Awesome
MSplit
MSplit splits JVM methods that are too large. Often in ASM when compiling for the JVM, the method will be too large, giving the "Method code too large!" exception. The JVM is limited method sizes to 64k. This project helps get around that.
While the goal is similar to https://bitbucket.org/sperber/asm-method-size, it is much simpler in practice. Although it should work for most use cases in theory, not very many of the quirks have been tested. Please report any issues and hopefully a test case can be written to try it.
Usage
Since the code in this repository is only a few files, it was decided not to put it on Maven Central but instead encourage developers to shade/vendor/embed the code in their own project by just moving the files.
The common way to split a method is to use msplit.SplitMethod#split
which accepts the internal class name of the
method, an ASM MethodNode
to split, minSize
, maxSize
, and atLeastFirst
parameters. minSize
is the minimum
number of instructions that must be split off, maxSize
is the maximum number of instructions that can be split off,
and atLeastFirst
is the number of instructions that, when first reached, will be considered the valid set to be used
immediately. If atLeastFirst
is <= 0, the entire set of split points is checked to find the largest within min/max.
An overload of split
exists that defaults minSize
to 20% + 1, maxSize
to 70% + 1, and atLeastFirst
as the
maxSize
.
This method returns a Result
which contains the splitOffMethod
, which is the new method split off from the original,
and trimmedMethod
, which is the original changed to call the split off method. The original method is left untouched.
The method uses the msplit.Splitter
class which is an iterator over msplit.Splitter.SplitPoint
classes which
continually return split point possibilities.
The two created methods have all their frames removed and maxs invalid, so when writing with ASM, make sure the class writer is set to compute frames and maxs.
How it Works
The algorithm is takes two steps: the first finds valid "split points" where a section of code can be taken out of the
original and put into another method (in msplit.Splitter
), and the second which uses a split point to do the actual
splitting (in msplit.SplitMethod
).
The msplit.Splitter
algorithm is an iterator that iterates over potential split points constrained by a user-supplied
min and max instruction count. The algorithm goes one instruction at a time and:
- Creates a split point from the current instruction to the max size
- Changes the end index based on try-catch blocks:
- If the try block is completely within the split point, everything is ok except if the catch handler is not at which point the end is changed to before the try block to completely exclude it
- If the try block starts before the split point but ends inside, the end is reduced to the block's end
- If the try block starts inside the split point but ends outside, the end is reduced to before the start
- In all cases except the first (i.e. the try block completely inside), if the catch handler jumps inside the block then the end is reduced to before the catch handler
- Reduces the end to just before any jump instruction that jumps out of the split point
- Reduces the end to just before any target in the split point jumped to by a non-split-point instruction
Then, for that split point, more information is added to it. Specifically:
- Record the locals that are read
- Record the locals that are written
- Record the lowest depth the stack reaches
Finally, build the split point with that information.
The msplit.SplitMethod
algorithm takes a split point and applies it to the method. It has overloads to find the best
split point based on min/max instruction limits and optionally stopping eagerly when it finds one that reaches a certain
size. Then it creates two methods: the split off method, which is the new one with instructions inside the split point,
and the trimmed method, which is the original one but with the split point instructions removed and replaced with a call
to the split off method.
To create the split off method, a new method is created that accepts the needed start stack types and the read local types as parameters. It returns an object array which contains the resulting stack items and the resulting written local types. It is created as a private static synthetic method. When called, the method:
- Writes all read local parameters to locals
- Pushes all stack items from parameters on to the stack
- Uses the split off instructions
- Creates a return object array
- Puts the required stack items in the object array
- Puts the written locals in the object array
- Adds all try-catch blocks from the original that are fully contained within the split point
All object array work is built to box and unbox as necessary when primitives are encountered.

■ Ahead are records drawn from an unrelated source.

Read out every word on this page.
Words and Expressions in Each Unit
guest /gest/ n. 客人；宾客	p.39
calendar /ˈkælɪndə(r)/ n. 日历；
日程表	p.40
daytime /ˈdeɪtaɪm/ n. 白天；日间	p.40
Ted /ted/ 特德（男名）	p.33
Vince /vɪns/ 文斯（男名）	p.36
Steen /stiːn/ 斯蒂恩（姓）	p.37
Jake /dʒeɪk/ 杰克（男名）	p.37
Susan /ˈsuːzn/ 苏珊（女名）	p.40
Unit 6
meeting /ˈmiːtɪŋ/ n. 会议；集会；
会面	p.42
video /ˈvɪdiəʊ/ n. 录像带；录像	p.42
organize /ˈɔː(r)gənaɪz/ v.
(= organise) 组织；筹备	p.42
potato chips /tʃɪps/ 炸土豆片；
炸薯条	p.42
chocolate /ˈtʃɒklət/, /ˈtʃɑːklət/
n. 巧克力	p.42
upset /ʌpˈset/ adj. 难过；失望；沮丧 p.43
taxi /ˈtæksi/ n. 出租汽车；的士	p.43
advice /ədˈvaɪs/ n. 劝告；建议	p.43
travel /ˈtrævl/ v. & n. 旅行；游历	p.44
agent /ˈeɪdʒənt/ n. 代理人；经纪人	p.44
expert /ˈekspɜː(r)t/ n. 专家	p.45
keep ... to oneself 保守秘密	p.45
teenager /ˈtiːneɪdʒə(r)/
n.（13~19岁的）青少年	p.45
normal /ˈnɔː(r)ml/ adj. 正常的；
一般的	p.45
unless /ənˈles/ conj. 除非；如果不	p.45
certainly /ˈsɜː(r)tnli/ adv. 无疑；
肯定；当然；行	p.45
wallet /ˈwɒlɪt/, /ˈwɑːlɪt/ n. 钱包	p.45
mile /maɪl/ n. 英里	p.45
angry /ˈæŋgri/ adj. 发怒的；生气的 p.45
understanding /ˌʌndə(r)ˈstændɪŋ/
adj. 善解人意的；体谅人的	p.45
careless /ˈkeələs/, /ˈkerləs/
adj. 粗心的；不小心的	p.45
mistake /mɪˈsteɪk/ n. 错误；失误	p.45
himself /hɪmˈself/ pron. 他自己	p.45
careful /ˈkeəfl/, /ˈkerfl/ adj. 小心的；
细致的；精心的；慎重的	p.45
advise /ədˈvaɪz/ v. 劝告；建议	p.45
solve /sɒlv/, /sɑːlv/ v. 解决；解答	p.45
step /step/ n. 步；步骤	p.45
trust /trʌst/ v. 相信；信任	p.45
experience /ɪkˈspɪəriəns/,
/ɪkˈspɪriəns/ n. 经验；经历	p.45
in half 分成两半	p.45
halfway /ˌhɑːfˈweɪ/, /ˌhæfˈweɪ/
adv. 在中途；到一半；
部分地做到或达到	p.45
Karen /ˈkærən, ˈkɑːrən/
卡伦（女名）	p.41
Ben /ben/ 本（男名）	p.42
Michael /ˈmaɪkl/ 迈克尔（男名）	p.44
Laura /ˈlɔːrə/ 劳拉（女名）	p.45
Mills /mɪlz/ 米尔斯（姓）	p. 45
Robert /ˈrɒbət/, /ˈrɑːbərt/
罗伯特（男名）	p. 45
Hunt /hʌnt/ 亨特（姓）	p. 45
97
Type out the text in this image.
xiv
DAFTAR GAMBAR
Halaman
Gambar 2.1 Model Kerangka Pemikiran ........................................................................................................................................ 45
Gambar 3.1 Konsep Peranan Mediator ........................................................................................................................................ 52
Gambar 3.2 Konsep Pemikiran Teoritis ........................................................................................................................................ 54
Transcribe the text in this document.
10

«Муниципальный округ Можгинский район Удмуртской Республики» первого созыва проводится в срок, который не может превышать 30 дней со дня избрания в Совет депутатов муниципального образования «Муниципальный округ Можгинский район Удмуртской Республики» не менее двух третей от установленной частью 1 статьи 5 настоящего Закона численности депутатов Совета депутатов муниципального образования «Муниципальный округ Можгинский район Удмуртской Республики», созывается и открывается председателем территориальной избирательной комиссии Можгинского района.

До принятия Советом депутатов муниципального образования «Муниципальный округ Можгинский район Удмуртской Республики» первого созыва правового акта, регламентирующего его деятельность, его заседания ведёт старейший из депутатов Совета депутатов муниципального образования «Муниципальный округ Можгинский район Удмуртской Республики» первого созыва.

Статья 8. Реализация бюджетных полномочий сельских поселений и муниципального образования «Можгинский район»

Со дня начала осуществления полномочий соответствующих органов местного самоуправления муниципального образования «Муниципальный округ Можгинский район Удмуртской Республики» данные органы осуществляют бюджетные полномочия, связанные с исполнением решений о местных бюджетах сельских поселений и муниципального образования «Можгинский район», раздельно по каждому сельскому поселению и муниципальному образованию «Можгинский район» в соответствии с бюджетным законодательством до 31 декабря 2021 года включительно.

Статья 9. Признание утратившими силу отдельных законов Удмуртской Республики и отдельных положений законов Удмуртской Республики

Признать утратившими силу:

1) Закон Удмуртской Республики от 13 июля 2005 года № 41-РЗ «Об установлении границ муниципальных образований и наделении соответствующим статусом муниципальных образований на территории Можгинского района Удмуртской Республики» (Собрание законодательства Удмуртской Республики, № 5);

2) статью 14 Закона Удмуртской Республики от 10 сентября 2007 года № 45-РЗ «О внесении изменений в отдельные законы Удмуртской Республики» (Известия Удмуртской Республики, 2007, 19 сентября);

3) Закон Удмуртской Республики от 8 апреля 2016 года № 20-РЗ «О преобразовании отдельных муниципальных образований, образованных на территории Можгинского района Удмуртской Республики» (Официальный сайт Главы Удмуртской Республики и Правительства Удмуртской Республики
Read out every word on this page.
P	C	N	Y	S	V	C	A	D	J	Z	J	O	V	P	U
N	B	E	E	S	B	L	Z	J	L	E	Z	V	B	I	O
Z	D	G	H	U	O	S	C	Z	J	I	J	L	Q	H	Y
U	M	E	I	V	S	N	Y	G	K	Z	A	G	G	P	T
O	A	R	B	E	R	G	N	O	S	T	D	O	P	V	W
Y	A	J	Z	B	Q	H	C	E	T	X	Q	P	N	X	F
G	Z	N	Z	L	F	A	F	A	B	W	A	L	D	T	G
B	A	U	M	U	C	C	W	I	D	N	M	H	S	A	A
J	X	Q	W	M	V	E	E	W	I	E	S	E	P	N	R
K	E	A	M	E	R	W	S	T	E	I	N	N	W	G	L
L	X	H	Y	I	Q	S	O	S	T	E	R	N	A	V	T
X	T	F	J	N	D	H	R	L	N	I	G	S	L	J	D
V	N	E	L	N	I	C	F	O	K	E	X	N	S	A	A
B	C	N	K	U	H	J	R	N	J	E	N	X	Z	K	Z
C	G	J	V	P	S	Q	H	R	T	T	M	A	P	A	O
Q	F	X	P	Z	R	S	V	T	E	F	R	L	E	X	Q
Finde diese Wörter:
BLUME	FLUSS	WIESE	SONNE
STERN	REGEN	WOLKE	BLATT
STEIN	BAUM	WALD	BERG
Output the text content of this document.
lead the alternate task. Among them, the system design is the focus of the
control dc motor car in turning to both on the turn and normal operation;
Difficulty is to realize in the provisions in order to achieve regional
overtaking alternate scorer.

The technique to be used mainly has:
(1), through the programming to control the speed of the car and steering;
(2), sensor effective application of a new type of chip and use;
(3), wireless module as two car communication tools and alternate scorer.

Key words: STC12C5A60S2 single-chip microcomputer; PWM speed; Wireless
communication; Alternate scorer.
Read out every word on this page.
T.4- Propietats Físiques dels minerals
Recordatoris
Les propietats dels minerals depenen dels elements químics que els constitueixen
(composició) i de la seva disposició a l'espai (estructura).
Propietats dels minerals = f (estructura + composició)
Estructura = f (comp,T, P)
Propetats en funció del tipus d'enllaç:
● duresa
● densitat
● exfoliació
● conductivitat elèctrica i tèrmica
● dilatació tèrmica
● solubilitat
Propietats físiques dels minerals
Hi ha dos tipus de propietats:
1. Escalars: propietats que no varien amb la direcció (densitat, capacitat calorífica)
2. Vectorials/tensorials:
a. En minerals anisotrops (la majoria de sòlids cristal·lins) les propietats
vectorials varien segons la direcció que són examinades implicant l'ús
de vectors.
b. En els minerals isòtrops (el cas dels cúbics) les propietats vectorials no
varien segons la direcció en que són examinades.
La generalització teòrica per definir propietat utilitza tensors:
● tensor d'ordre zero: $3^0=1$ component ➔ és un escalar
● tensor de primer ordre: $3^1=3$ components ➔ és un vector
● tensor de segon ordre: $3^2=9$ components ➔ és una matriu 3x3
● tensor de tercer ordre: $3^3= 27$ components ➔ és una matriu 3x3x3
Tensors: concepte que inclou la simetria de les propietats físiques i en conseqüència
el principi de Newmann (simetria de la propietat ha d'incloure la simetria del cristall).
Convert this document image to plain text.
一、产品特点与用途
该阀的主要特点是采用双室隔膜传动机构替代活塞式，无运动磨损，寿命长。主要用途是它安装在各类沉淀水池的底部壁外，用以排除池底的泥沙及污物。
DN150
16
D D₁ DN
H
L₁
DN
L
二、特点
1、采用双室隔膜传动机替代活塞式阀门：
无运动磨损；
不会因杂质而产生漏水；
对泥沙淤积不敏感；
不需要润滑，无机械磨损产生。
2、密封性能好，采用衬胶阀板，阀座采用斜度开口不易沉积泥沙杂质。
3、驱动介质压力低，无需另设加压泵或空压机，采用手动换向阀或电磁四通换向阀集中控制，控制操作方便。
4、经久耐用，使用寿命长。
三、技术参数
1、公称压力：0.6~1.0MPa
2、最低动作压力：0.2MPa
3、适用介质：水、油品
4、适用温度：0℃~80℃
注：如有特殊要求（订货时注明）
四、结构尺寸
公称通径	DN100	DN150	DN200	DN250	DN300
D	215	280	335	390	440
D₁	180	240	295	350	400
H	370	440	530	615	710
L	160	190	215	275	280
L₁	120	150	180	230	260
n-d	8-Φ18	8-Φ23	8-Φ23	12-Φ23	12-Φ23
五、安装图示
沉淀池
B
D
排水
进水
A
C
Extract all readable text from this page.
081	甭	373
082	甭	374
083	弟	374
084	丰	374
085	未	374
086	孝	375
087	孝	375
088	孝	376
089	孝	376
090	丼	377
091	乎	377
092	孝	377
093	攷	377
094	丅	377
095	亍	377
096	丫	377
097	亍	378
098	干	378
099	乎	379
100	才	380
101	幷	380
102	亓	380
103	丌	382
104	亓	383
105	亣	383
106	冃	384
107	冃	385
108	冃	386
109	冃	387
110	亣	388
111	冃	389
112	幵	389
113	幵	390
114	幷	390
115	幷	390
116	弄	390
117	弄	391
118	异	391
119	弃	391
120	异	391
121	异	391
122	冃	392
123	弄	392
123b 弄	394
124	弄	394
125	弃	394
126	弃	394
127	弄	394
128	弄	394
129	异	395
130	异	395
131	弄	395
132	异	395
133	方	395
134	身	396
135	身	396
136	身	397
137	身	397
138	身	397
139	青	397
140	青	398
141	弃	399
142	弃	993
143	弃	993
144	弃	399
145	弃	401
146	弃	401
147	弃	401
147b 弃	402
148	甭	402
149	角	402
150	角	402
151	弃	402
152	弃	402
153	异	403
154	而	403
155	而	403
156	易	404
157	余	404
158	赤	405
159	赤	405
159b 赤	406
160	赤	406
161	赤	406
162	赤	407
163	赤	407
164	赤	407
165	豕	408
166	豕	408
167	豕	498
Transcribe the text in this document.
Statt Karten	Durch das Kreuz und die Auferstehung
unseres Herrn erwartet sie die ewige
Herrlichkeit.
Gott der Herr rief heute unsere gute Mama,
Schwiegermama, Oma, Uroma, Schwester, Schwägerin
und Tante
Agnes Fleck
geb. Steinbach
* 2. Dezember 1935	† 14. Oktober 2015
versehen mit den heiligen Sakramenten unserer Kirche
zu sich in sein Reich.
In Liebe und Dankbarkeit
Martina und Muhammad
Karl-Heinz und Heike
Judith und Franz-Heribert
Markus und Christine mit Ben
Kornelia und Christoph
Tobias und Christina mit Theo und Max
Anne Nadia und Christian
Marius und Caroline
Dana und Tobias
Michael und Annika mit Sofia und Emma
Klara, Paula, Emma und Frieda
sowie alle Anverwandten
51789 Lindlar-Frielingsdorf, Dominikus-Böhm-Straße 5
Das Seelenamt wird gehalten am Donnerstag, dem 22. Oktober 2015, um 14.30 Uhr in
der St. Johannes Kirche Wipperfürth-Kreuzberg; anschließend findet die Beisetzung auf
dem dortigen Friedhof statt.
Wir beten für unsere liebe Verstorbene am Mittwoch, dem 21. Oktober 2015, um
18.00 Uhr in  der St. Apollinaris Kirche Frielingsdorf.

To create the trimmed method, the method sans instructions and try/catch blocks is copied. When called, the method:
- Uses all normal instructions up to the split point, keeping track of written locals
- Pushes all needed read locals on the stack for split off invocation
- NOTE: This uses the written local knowledge from the first step to determine if the local is uninitialized. If it is uninitialized, it uses the "zero val" of the local instead of loading it. Not yet sure if this is an acceptable approach to determine uninitialized locals.
- Invokes the split off method, which pops/uses the stack then the pushed locals as parameters
- Takes the result of the split-off method (the object array) and writes the locals back that were changed
- Pushes back on the stack the stack portion of the object array
- Uses all normal instructions after the split point
- Adds back all try-catch blocks not fully contained within the split point
There is more complication than this, but the general idea is here.